The year 2013 brought another turning point, in which Quilt National figured once again. Her mother had fallen ill and was in hospice in Kovarik’s home. Kovarik got a call from the organizers of that year’s show: Round and Round It Goes, her most ambitious quilt to date, had won a prize. She hung up, went into her mother’s room, and shared the news. “Mom was ecstatic, just crying with joy,” she recalls. “Two hours later, she died.” Within weeks, Kovarik decided to close her graphic design business and focus on her art. “Bleary-eyed” with emotion, she went to Quilt National to accept the Award of Excellence. “It brought a certain closure to my mom’s death and affirmed the direction of my life and the choice I was making.” 

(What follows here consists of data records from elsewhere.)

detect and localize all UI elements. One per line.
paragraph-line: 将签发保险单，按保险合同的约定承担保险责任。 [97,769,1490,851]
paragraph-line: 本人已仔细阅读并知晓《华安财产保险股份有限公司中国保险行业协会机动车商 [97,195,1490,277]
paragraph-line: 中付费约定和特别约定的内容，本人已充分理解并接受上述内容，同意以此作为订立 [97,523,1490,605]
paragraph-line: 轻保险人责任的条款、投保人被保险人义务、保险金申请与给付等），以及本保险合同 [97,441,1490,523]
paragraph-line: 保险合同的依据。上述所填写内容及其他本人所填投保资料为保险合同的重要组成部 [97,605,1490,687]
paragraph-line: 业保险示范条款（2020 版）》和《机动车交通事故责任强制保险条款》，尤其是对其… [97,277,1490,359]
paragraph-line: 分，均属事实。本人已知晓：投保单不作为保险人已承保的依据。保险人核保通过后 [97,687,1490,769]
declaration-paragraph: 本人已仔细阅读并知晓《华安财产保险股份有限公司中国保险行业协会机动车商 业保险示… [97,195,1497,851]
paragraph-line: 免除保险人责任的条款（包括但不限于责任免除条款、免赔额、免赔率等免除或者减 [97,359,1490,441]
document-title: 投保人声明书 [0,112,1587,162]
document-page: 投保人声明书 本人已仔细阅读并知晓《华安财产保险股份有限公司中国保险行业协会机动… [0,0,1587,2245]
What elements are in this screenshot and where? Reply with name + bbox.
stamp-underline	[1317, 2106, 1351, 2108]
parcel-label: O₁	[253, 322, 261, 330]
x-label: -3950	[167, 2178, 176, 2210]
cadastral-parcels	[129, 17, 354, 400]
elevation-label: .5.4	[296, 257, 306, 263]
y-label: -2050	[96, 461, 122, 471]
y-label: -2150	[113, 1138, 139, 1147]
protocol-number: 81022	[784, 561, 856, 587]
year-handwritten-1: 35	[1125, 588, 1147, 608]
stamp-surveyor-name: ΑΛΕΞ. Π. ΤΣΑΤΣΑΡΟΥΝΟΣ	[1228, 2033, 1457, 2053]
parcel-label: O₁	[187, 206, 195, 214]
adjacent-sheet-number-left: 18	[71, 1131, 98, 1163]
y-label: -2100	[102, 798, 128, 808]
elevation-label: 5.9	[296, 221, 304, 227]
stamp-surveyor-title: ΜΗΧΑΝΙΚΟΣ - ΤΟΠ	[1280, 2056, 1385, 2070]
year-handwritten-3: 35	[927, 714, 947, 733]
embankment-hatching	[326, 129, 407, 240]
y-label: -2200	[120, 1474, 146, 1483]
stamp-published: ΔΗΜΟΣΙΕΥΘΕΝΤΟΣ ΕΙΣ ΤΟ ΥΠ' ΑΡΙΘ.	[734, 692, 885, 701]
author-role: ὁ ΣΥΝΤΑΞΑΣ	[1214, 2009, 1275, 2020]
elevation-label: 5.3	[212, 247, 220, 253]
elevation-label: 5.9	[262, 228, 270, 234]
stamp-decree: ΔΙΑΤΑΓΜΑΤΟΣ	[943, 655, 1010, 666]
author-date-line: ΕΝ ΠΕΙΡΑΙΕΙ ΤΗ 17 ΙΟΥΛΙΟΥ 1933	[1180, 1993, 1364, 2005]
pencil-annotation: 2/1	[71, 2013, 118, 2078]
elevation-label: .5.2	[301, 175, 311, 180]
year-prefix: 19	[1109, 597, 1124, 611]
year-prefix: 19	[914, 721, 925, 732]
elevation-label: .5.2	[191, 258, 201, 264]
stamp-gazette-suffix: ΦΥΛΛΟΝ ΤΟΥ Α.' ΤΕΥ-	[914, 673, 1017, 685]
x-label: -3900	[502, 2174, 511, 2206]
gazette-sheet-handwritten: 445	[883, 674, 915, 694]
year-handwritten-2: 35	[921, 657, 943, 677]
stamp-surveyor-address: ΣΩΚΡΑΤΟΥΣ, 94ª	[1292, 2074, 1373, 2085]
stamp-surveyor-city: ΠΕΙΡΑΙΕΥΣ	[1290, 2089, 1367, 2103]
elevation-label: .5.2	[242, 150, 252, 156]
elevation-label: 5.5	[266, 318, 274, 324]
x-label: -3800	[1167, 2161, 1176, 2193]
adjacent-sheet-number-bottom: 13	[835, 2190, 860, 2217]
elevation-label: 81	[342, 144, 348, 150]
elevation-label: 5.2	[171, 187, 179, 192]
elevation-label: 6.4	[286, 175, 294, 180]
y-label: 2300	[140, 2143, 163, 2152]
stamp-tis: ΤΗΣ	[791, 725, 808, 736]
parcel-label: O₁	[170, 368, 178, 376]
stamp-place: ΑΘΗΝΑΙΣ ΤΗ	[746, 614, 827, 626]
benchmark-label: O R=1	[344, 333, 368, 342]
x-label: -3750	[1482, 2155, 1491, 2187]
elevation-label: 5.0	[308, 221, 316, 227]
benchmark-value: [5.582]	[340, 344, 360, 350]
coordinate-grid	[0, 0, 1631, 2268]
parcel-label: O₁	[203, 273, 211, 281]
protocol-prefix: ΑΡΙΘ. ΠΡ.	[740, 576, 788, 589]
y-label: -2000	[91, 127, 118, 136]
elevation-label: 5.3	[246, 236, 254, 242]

Now the thread of life – that long, strange trip – is the subject of Kovarik’s art. “You just move forward, keep taking steps,” she says. “It’s been a great journey, and continues to be. All of it informs my work. It makes me dig deeper, gives me more considered thoughts about what I’m doing, what’s important in life.” 

She still finds it hard to say “I’m an artist,” but it’s getting easier. Quilting “has created a passion for me. I’m eager every day to be making, to create things. I’m tireless at it, and I’m also breathless,” Kovarik says. “I’m amazed by the number of things that inspire me now – music, news, daffodils coming up, my kids, grandkids, everything. I have piles of ideas. 

“I just feel like I’m in the right space. This is right for me now.”